TA Securities expects Petronas’ capex cut will like to emanate from reduced activity, new project delays and greater cost control. It anticipated that a reduction in capex spend will lead to lack of new projects and contract awards, which would spiral into intense competition in an oversupplied market.

“In turn, this would exacerbate weakness in daily charter rates and fleet utilization. On the back of this, upstream service providers face earnings and balance sheet risks,” it said in a report yesterday.

“This is mainly driven by lack of order book replenishment and margin compression.
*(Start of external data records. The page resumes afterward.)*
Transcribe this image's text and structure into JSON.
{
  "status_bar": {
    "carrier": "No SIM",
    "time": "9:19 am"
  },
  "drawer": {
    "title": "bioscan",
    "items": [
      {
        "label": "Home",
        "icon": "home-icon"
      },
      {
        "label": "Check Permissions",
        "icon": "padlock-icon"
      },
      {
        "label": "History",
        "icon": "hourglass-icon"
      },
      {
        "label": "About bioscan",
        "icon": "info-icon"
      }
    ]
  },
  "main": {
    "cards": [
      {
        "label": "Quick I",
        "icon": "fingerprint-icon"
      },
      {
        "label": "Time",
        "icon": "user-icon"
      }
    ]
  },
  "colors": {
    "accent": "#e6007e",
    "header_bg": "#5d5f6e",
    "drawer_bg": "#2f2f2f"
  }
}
The current downcycle will likely persist as long as Covid-19 headwinds linger.”

For 2020, the research house maintained its forecast of a US$45 pb average for the year, backed by active market management by Opec+, declining US and non-Opec production, improvement in demand as leading indicators suggest uptick in economic activity in some sectors and inventory drawdowns in H2’20 will normalise bloated stockpiles accumulated in H1’20.

TA Securities maintained an underweight call on the oil & gas sector citing that upstream service contractors may slip back to losses and face insolvency risks if oil headwinds persist. “Even with a steep V-shape rebound in oil prices, oil companies may still be unwilling to turn on the capex tap. This is unless there is evidence of a sustainable long term rally in oil price.”